There are two great posts over at Linux, Unit, /etc/:
I’ve thought about systems like Mosix and their process migration ability with relation to moving about from one system to another. I would love to be able to just take a session from my desktop at work and start it up on my laptop or my desktop at home. I figured it would be great to have something like the Intel Personal Server to enable that. But apparently there’s another effort called SoulPad (via Rootprompt) in the works as well. It’s a migration layer for a whole hosted operating system. Nice. I would love to see it based on Bochs instead of VMware, but mostly I just want it.

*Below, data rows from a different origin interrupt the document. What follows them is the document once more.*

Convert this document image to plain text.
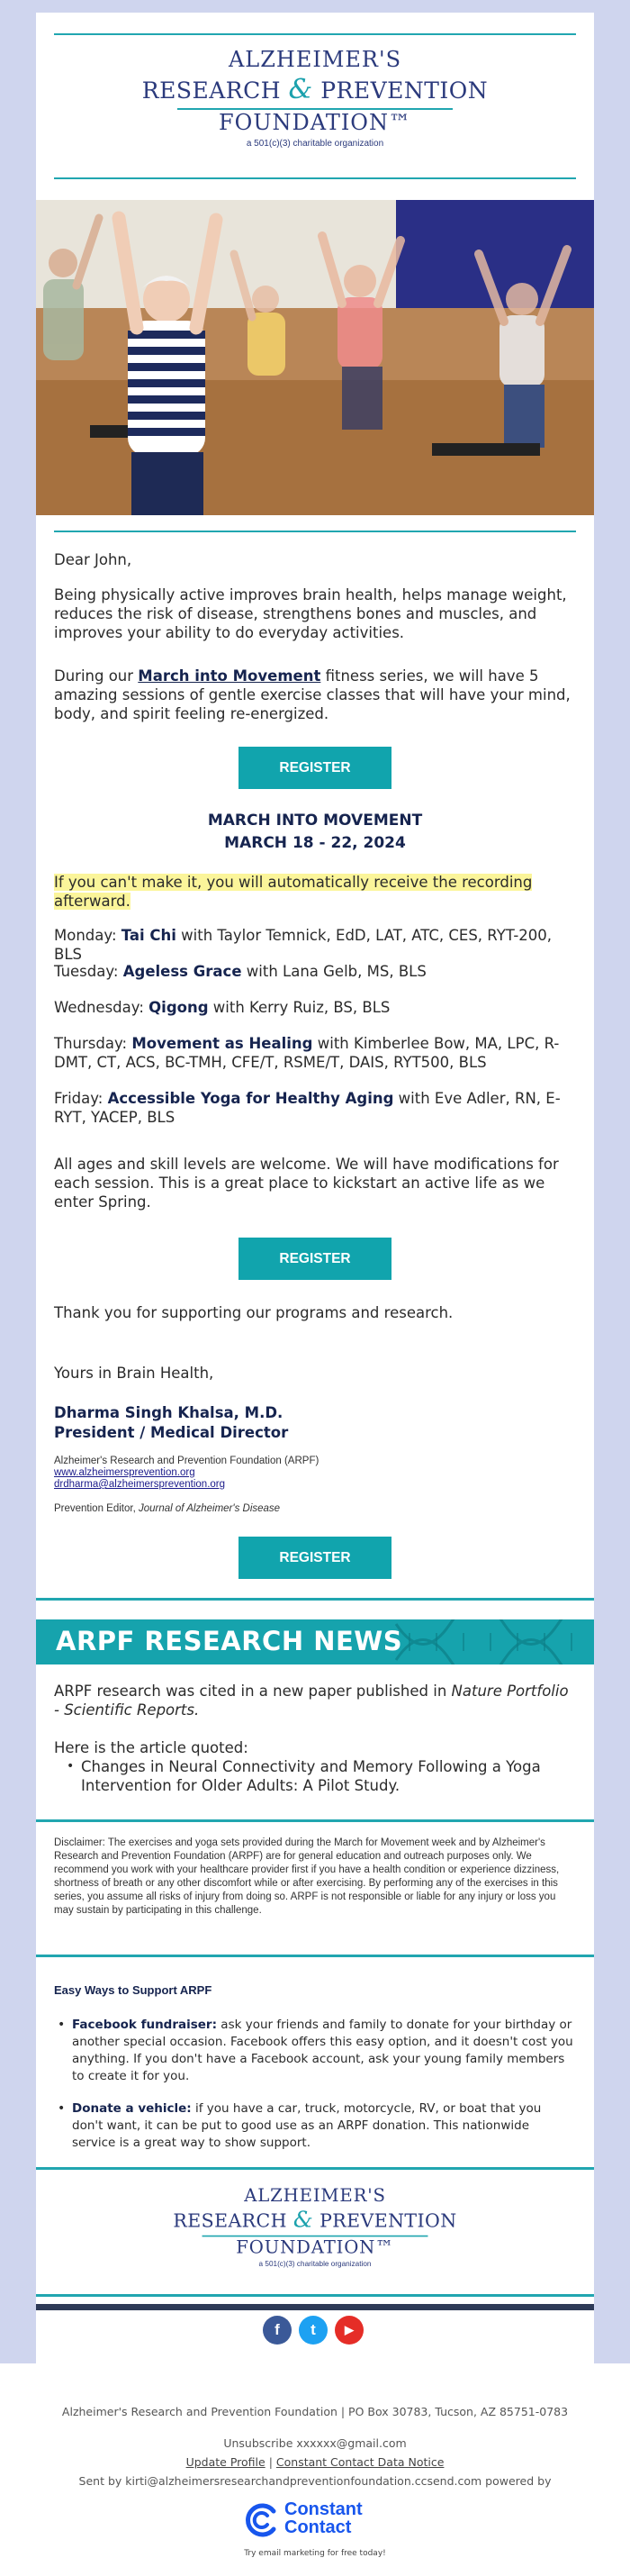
ALZHEIMER'S
RESEARCH & PREVENTION
FOUNDATION™
a 501(c)(3) charitable organization
Dear John,
Being physically active improves brain health, helps manage weight, reduces the risk of disease, strengthens bones and muscles, and improves your ability to do everyday activities.
During our March into Movement fitness series, we will have 5 amazing sessions of gentle exercise classes that will have your mind, body, and spirit feeling re-energized.
REGISTER
MARCH INTO MOVEMENT
MARCH 18 - 22, 2024
If you can't make it, you will automatically receive the recording afterward.
Monday: Tai Chi with Taylor Temnick, EdD, LAT, ATC, CES, RYT-200, BLS
Tuesday: Ageless Grace with Lana Gelb, MS, BLS
Wednesday: Qigong with Kerry Ruiz, BS, BLS
Thursday: Movement as Healing with Kimberlee Bow, MA, LPC, R-DMT, CT, ACS, BC-TMH, CFE/T, RSME/T, DAIS, RYT500, BLS
Friday: Accessible Yoga for Healthy Aging with Eve Adler, RN, E-RYT, YACEP, BLS
All ages and skill levels are welcome. We will have modifications for each session. This is a great place to kickstart an active life as we enter Spring.
REGISTER
Thank you for supporting our programs and research.
Yours in Brain Health,
Dharma Singh Khalsa, M.D.
President / Medical Director
Alzheimer's Research and Prevention Foundation (ARPF)
www.alzheimersprevention.org
drdharma@alzheimersprevention.org
Prevention Editor, Journal of Alzheimer's Disease
REGISTER
ARPF RESEARCH NEWS
ARPF research was cited in a new paper published in Nature Portfolio - Scientific Reports.
Here is the article quoted:
• Changes in Neural Connectivity and Memory Following a Yoga Intervention for Older Adults: A Pilot Study.
Disclaimer: The exercises and yoga sets provided during the March for Movement week and by Alzheimer's Research and Prevention Foundation (ARPF) are for general education and outreach purposes only. We recommend you work with your healthcare provider first if you have a health condition or experience dizziness, shortness of breath or any other discomfort while or after exercising. By performing any of the exercises in this series, you assume all risks of injury from doing so. ARPF is not responsible or liable for any injury or loss you may sustain by participating in this challenge.
Easy Ways to Support ARPF
• Facebook fundraiser: ask your friends and family to donate for your birthday or another special occasion. Facebook offers this easy option, and it doesn't cost you anything. If you don't have a Facebook account, ask your young family members to create it for you.
• Donate a vehicle: if you have a car, truck, motorcycle, RV, or boat that you don't want, it can be put to good use as an ARPF donation. This nationwide service is a great way to show support.
ALZHEIMER'S
RESEARCH & PREVENTION
FOUNDATION™
a 501(c)(3) charitable organization
f	t	▶
Alzheimer's Research and Prevention Foundation | PO Box 30783, Tucson, AZ 85751-0783
Unsubscribe xxxxxx@gmail.com
Update Profile | Constant Contact Data Notice
Sent by kirti@alzheimersresearchandpreventionfoundation.ccsend.com powered by
Constant
Contact
Try email marketing for free today!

The kick ass folks over at SocialText are hosting BAR Camp in Palo Alto while FOO Camp is going on. Definitely very cool! I’m right down in Palo Alto, so I should be able to make it. Friday might be a bit rough… but it’s not like I have to wander too far away. Gotta figure out what to demo though… It’ll have to be some mobile sideproject. So many things to choose from!! Python hackery for Series60 is always easy to toss together. I had a good idea for an app which I’ve never implemented all the way, maybe this would be the time. I was gonna use Python and Flickr to pull thumbnails for everyone in my address book who has a Flickr account. That way little faces would pop up next to caller ID info. That’s always sexy.
Next Friday (August 19th) there’s a Future Salon titled Poetry of Brains. Spencer pinged to say he was going, and it’s been too long since I’ve been to a Future Salon event. And I admit it, I’m a silicon AI fan. Despite the failure of efforts so far to create working models, I just can’t read Neuromancer and not think about how cool it would be to have an AI wandering around somewhere scheming against its creators. Or Ghost in the Shell? Come on, admit it. You thought about how to write a polymorphic self-replicating expoit program too.